After 27 years in prison, Nelson Mandela became president of South Africa. His greatest challenge was to successfully transition the country from apartheid to a multicultural society. Mandela understood that South Africa’s survival depended on uniting a deeply divided nation. Recognizing that the inequities and crimes of the past must be confronted as the first step toward forgiving, trusting, and healing, Mandela established the Truth and Reconciliation Commission.
Today the architectural profession is compelled to confront its own history of inequities, and even crimes, if it is to survive and thrive into the future.
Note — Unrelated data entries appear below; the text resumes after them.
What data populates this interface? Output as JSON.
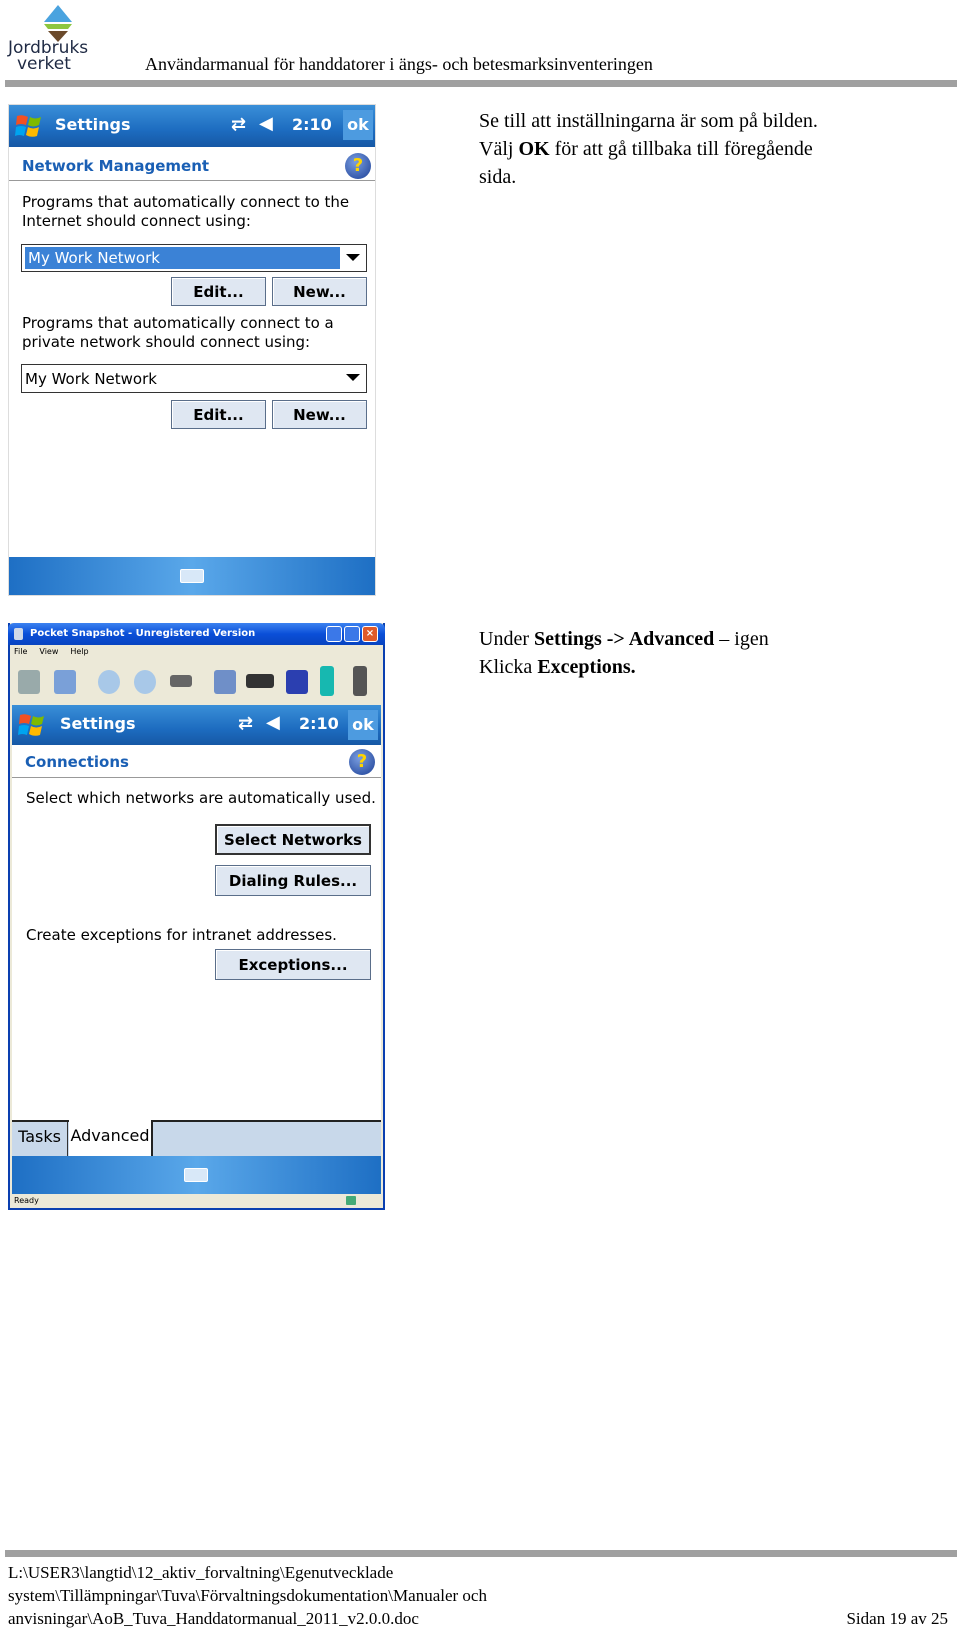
{
  "header": {
    "logo_text": [
      "Jordbruks",
      "verket"
    ],
    "title": "Användarmanual för handdatorer i ängs- och betesmarksinventeringen"
  },
  "instruction1": {
    "line1": "Se till att inställningarna är som på bilden.",
    "line2_pre": "Välj ",
    "line2_bold": "OK",
    "line2_post": " för att gå tillbaka till föregående",
    "line3": "sida."
  },
  "instruction2": {
    "pre": "Under ",
    "bold1": "Settings -> Advanced",
    "mid": " – igen",
    "line2_pre": "Klicka ",
    "bold2": "Exceptions."
  },
  "screen1": {
    "app_title": "Settings",
    "time": "2:10",
    "ok": "ok",
    "section": "Network Management",
    "text1a": "Programs that automatically connect to the",
    "text1b": "Internet should connect using:",
    "dropdown1": "My Work Network",
    "edit": "Edit...",
    "new": "New...",
    "text2a": "Programs that automatically connect to a",
    "text2b": "private network should connect using:",
    "dropdown2": "My Work Network"
  },
  "screen2": {
    "window_title": "Pocket Snapshot - Unregistered Version",
    "menu": [
      "File",
      "View",
      "Help"
    ],
    "app_title": "Settings",
    "time": "2:10",
    "ok": "ok",
    "section": "Connections",
    "text1": "Select which networks are automatically used.",
    "select_networks": "Select Networks",
    "dialing_rules": "Dialing Rules...",
    "text2": "Create exceptions for intranet addresses.",
    "exceptions": "Exceptions...",
    "tabs": [
      "Tasks",
      "Advanced"
    ],
    "status": "Ready"
  },
  "footer": {
    "line1": "L:\\USER3\\langtid\\12_aktiv_forvaltning\\Egenutvecklade",
    "line2": "system\\Tillämpningar\\Tuva\\Förvaltningsdokumentation\\Manualer och",
    "line3": "anvisningar\\AoB_Tuva_Handdatormanual_2011_v2.0.0.doc",
    "page": "Sidan 19 av 25"
  },
  "colors": {
    "accent": "#1a5fb4",
    "titlebar": "#1d6cc0"
  }
}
This year, the #MeToo movement has given voice to thousands, mostly women, who have suffered harassment and abuse in the workplace, including several high-profile cases in the architectural profession.
Our profession must do everything possible to support those who have been targeted and abused, and to hold harassers and abusers fully accountable for their actions. But if we are going to make our profession equitable and just, we cannot stop there.
The stories reported this year reveal a profession that all-too-frequently favors talent over character. Abuse in architecture is not limited to sexual abuse—far from it. Our profession has been shown to knowingly tolerate, even enable, abuses by the powerful and acclaimed, and practices that perpetuate inequality, inequity, and exclusion.
As our association works diligently and urgently to eliminate harassment, abuse, and inequity, I have come to understand that most acts that tolerate and enable them are born of ignorance and an outdated professional culture. But, as the saying goes, “Ignorance is no excuse.” Culture changes as attitudes and actions change.
Is our profession capable of praising the creations of, for example, Stanford White and Louis Kahn without idolizing them as people? This is not an easy proposition. It requires complex and nuanced thought, qualities that are all too often missing in today’s discourse. Granted, our profession requires singleness of purpose, but not at the expense of common decency and respect for the contributions of others.
Our profession cannot transform studio and workplace culture without changing how we teach and work. How many universities have truly changed the design studio experience? I know of few, most at community colleges. How many firms are still built around a single master designer? On this count I’m more optimistic. Larger-than-life personalities are being displaced with branded firms. (I say this without cynicism. Branding is this era’s method for defining common purpose.)